利用Transformer关注力在HDR去雾中取得了巨大的进展。然而,自注意力的复杂性引入了实际挑战,因为现有的最先进的方法通常需要高端GPU或表现出较慢的推理速度,特别是对于高分辨率图像(如2K)。在性能和延迟之间实现最佳平衡仍然是一个关键问题。因此,本文提出了一种名为PASTA的新型可逐步聚合时空对齐框架用于HDR去雾。我们的方法通过在特征扭曲过程中利用分层的表示来获得有效性和效率。通过在分层结构中使用不同的粒度,我们的方法大大提高了计算速度并优化了HDR成像工作流程。此外,我们还研究了与局部和全局注意力相关的自适应特征建模,在粗到细的粒度上逐渐合并和优化它们。实验结果表明,PASTA在视觉质量和性能指标方面优于当前最先进的方法,伴随着推理速度的大幅提升(x3)。
https://arxiv.org/abs/2403.10376
Humans can learn a new word and infer its grammatical properties from very few examples. They have an abstract notion of linguistic properties like grammatical gender and agreement rules that can be applied to novel syntactic contexts and words. Drawing inspiration from psycholinguistics, we conduct a noun learning experiment to assess whether an LSTM and a decoder-only transformer can achieve human-like abstraction of grammatical gender in French. Language models were tasked with learning the gender of a novel noun embedding from a few examples in one grammatical agreement context and predicting agreement in another, unseen context. We find that both language models effectively generalise novel noun gender from one to two learning examples and apply the learnt gender across agreement contexts, albeit with a bias for the masculine gender category. Importantly, the few-shot updates were only applied to the embedding layers, demonstrating that models encode sufficient gender information within the word embedding space. While the generalisation behaviour of models suggests that they represent grammatical gender as an abstract category, like humans, further work is needed to explore the details of how exactly this is implemented. For a comparative perspective with human behaviour, we conducted an analogous one-shot novel noun gender learning experiment, which revealed that native French speakers, like language models, also exhibited a masculine gender bias and are not excellent one-shot learners either.

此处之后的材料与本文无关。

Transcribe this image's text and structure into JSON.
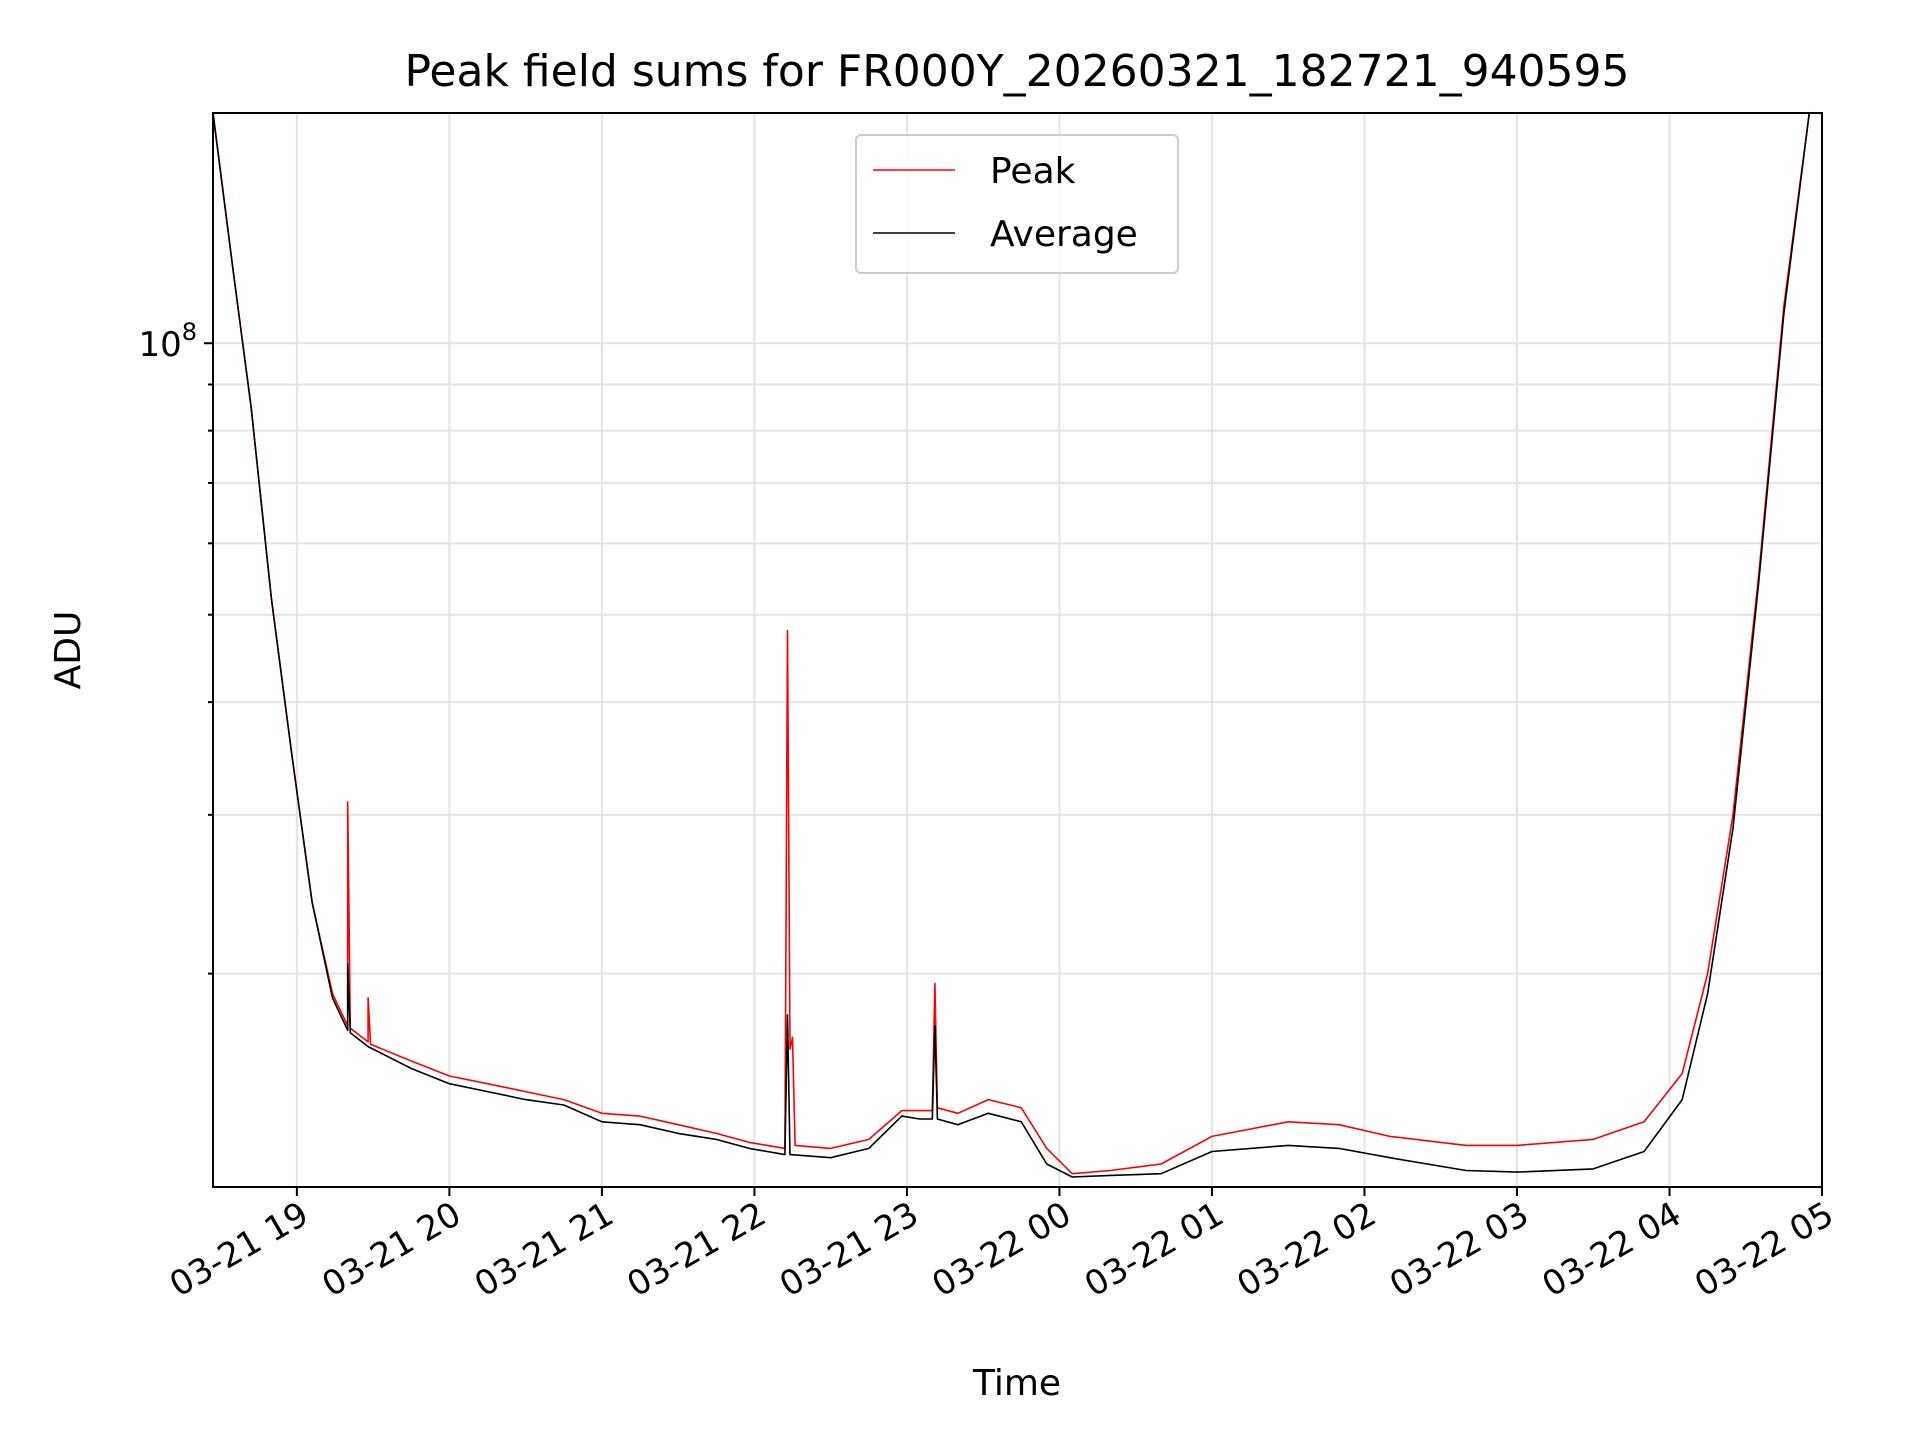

人类可以从很少的例子中学会一个新的单词,并推断出其语义特征。他们具有类似于语义特征的抽象概念,如语性别和一致规则,可以应用于新颖的句法上下文和单词。从心理语言学的灵感出发,我们进行了一次名词学习实验,以评估是否可以使用LSTM和decoder-only transformer实现类似的人类对语性特征的抽象理解。语言模型被要求从几个例子中学习一个新的名词的性别,从一个语义一致上下文中预测另一个未见过的上下文中的同意。我们发现,两个语言模型都能有效地从一两个学习例子中推广新颖的 noun 性别,并将其应用到一致上下文中,尽管对男性性别类别有偏见。重要的是,只应用了少量的样本更新,这表明模型在词嵌入空间中编码了足够的性别信息。虽然模型的泛化行为表明它们将语性特征表示为抽象类别,就像人类一样,但还需要进一步工作来探索实际上是如何实现的。为了与人类行为进行比较,我们进行了一次类似的一小样本新名词性别学习实验,结果表明,与语言模型一样,母语为法语的参与者也表现出性别偏见,并且也不是很好的单击学习者。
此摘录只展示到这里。